I’ve always erred on the side that Myers is somehow superhuman and powered and driven by the supernatural. After-all, how could he survive the myriad of injuries and bullets in the 1978 original otherwise? This idea predates the whole Samhain cult aspect that drove some of the previous sequels. The novelisation by Curtis Richards of the original 1978 film gave Myers a supernatural motivation originating in human sacrifices from the "dawn of the Celtic race" and "the druid festival of the dead". Whilst it is likely that Richards fleshed out the bare bones of the story, Debra Hill said: ”We went back to the old idea of Samhain, that Halloween was the night where all the souls are let out to wreak havoc on the living, and then came up with the story about the most evil kid who ever lived." John Carpenter said of the intention of the new trilogy - and after being less than thrilled with the direction Rob Zombie took the franchise in - that Myers was “… a force of nature. He's supposed to be almost supernatural.” Laurie Strode clearly thinks so: “I always thought Michael Myers was flesh and blood, just like you and me, but a mortal man could not have survived what he's lived through. The more he kills, the more he transcends into something else impossible to defeat.” Again, given that no mere mortal could survive the psychical battery his character receives by the end of HALLOWEEN KILLS it seems a given that Michael will be a fully supernatural being by the time HALLOWEEN ENDS comes around. And I’m just fine with that.
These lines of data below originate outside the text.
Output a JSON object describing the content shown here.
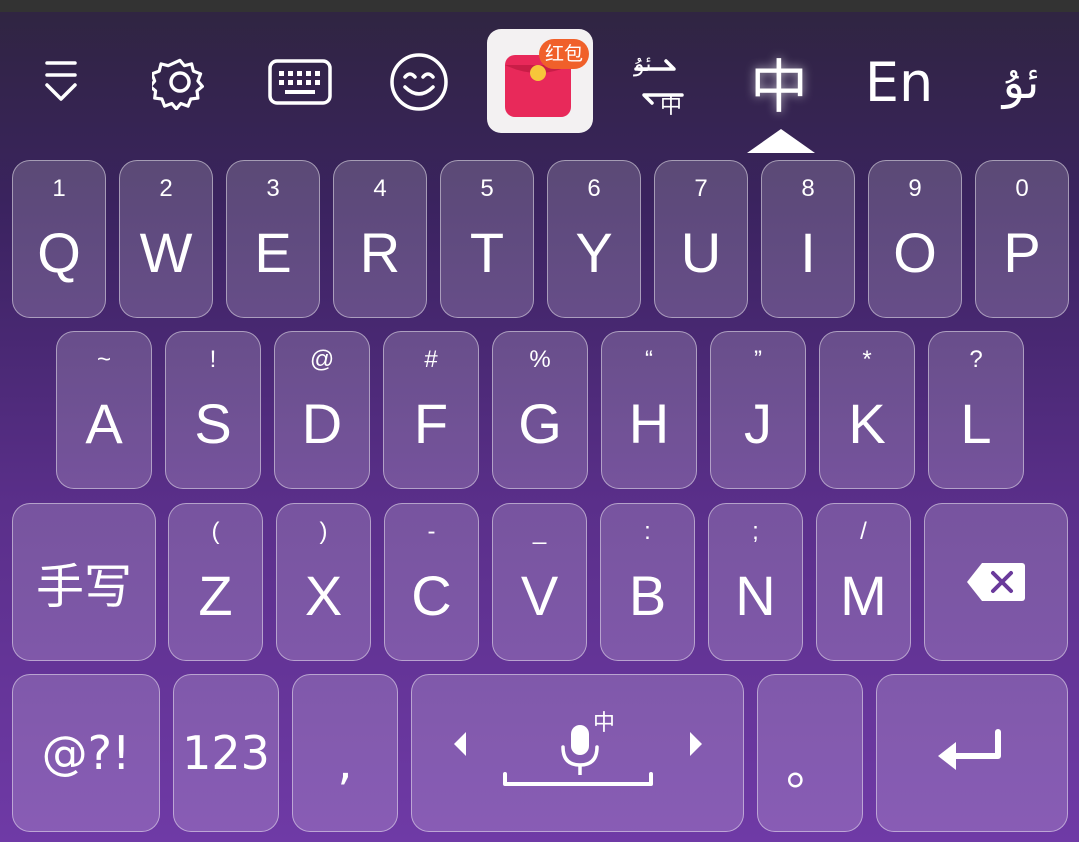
{
  "toolbar": {
    "items": [
      "collapse-icon",
      "settings-icon",
      "keyboard-icon",
      "emoji-icon",
      "red-packet-icon",
      "translate-icon"
    ],
    "hongbao_badge": "红包",
    "translate_top": "ئۇ",
    "translate_bottom": "中",
    "lang_chinese": "中",
    "lang_english": "En",
    "lang_uyghur": "ئۇ"
  },
  "rows": {
    "row1": [
      {
        "sub": "1",
        "main": "Q"
      },
      {
        "sub": "2",
        "main": "W"
      },
      {
        "sub": "3",
        "main": "E"
      },
      {
        "sub": "4",
        "main": "R"
      },
      {
        "sub": "5",
        "main": "T"
      },
      {
        "sub": "6",
        "main": "Y"
      },
      {
        "sub": "7",
        "main": "U"
      },
      {
        "sub": "8",
        "main": "I"
      },
      {
        "sub": "9",
        "main": "O"
      },
      {
        "sub": "0",
        "main": "P"
      }
    ],
    "row2": [
      {
        "sub": "~",
        "main": "A"
      },
      {
        "sub": "!",
        "main": "S"
      },
      {
        "sub": "@",
        "main": "D"
      },
      {
        "sub": "#",
        "main": "F"
      },
      {
        "sub": "%",
        "main": "G"
      },
      {
        "sub": "“",
        "main": "H"
      },
      {
        "sub": "”",
        "main": "J"
      },
      {
        "sub": "*",
        "main": "K"
      },
      {
        "sub": "?",
        "main": "L"
      }
    ],
    "row3": [
      {
        "sub": "(",
        "main": "Z"
      },
      {
        "sub": ")",
        "main": "X"
      },
      {
        "sub": "-",
        "main": "C"
      },
      {
        "sub": "_",
        "main": "V"
      },
      {
        "sub": ":",
        "main": "B"
      },
      {
        "sub": ";",
        "main": "N"
      },
      {
        "sub": "/",
        "main": "M"
      }
    ]
  },
  "keys": {
    "handwrite": "手写",
    "symbols": "@?!",
    "numbers": "123",
    "comma": ",",
    "voice_lang": "中",
    "period": "。"
  }
}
However, it remains to be seen if Green can wrap up the new trilogy in a satisfying manner. ENDS was originally going to shoot back-to-back with KILLS, but the pandemic put an end to that. But, presumably, that meant a script was in existence and potentially continued on the same night. But now the word is that ENDS will take place four years after the first film and bring us right up to date - and will, in some way, deal with COVID and contemporary events. This makes what happened to Laurie Strode in KILLS even more anticlimactic. But, if Green can spend less time on crafting Easter eggs for the fans and making grand gestures to themes and more time on a decent script, creating suspense and finding a fitting end to the saga for near everyone’s favourite Final Girl I’ll still be excited to see it.